Why You Should Continuously Monitor Third Parties Between Annual Reviews

3 min read

Continuous third-party monitoring is a vital part of third-party risk management, but it is often neglected. Onboarding a third party requires a lot of effort, such as due diligence, vendor selection, and contract management. 

However, some organizations only review their third parties once a year, which can leave them vulnerable to new or emerging risks. This blog will explain how to monitor your third parties effectively in-between due diligence cycles and throughout the year, and what risks your organization can avoid by doing so. This is not only a best practice, but also a regulatory requirement within many industries. 

continuous vendor monitoring

Areas to Continuously Monitor Third Parties

You need to keep track of various aspects of your third parties' risk profiles to understand the overall risk they present to your organization. Your continuous monitoring strategy should include the following items:

  • Performance: By monitoring your third party’s performance, you can verify that they comply with the expected service level agreements (SLAs).
  • Adverse media, negative news and consumer complaints: Pay attention to how your third parties are perceived in the public sphere. Any news of consumer complaint filings or other negative reports about a third party can endanger your organization’s reputation.
  • Financials and business health: Keep up to date with your third party’s financial health by monitoring their quarterly filings if it's a public company. If it's not a public company, think about using financial monitoring alert services.
  • Cybersecurity incidents: Make sure your third party follows any data breach notification procedures.
  • Issues or changes: Continuous monitoring alerts you of any third-party issues or changes to its internal processes or control environment.
  • Risk-based assessments: The frequency of your periodic risk assessments should match the level of inherent risk. That is, third-party risk that exists without any measures to reduce or control the risk. Don’t change your monitoring frequency to suit the residual risk.

How Continuous Third-Party Monitoring Helps Mitigate Risks

Continuous third-party monitoring is a proactive way to ensure your third-party vendors are meeting your expectations and standards.
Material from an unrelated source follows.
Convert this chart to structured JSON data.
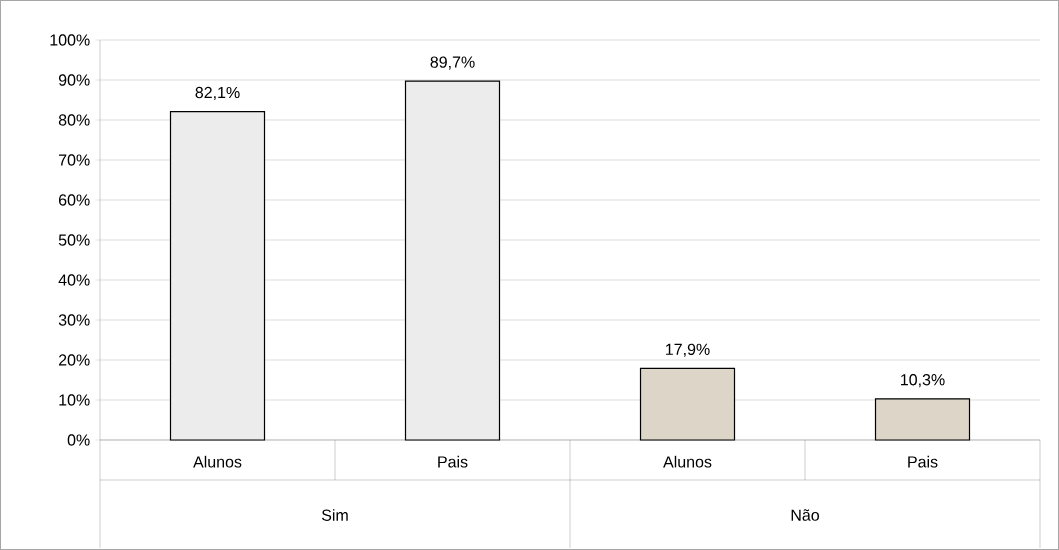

By regularly assessing their performance, you can identify and resolve any potential issues before they become bigger problems.

Some of the risks you can avoid or minimize with continuous third-party monitoring are:

  • Compliance: Protect yourself from compliance risk by ensuring third parties follow proper employee training, ethical marketing practices, and customer data protection.
  • Reputation: Safeguard your organization’s reputation by avoiding third-party vendors that have unresolved consumer complaints, violate environmental and consumer laws, or undergo frequent management changes.
  • Information security: Enhance your information security by detecting and addressing any vulnerabilities in your third party's physical and cyber environment that could lead to cyberattacks and data breaches.
  • Financial and business health: Ensure your third-party vendor’s reliability and quality by monitoring their financial stability and avoiding third parties that face regulatory fines, litigation, or decreasing revenue.

continuous vendor monitoring between annual reviews

How to Achieve Third-Party Continuous Monitoring Success

To implement a successful third-party continuous monitoring strategy, you should consider these four tips:
  1. Use automation: Automating your monitoring process can reduce the chances of human error or oversight. Consider using third-party risk intelligence and alert services to track your supplier's or third-party vendor's risk profile continuously.
  2. Plan for remediation: Have a clear and effective plan to address or resolve any early warning signals, issues, or problems detected during monitoring.
  3. Communicate with stakeholders: Report any new or emerging issues or possible indications of risk to senior management and the board regularly and transparently.
  4. Document everything: Documentation is crucial for monitoring your third parties and remediating issues. Without proper documentation, your monitoring efforts will have little value.

Annual performance review cycles are essential for an effective third-party risk management program. However, continuous monitoring is necessary to stay aware of new and emerging risks between your annual review cycles. Regulators expect organizations perform this level of oversight to ensure third-party relationships remain safe and sound.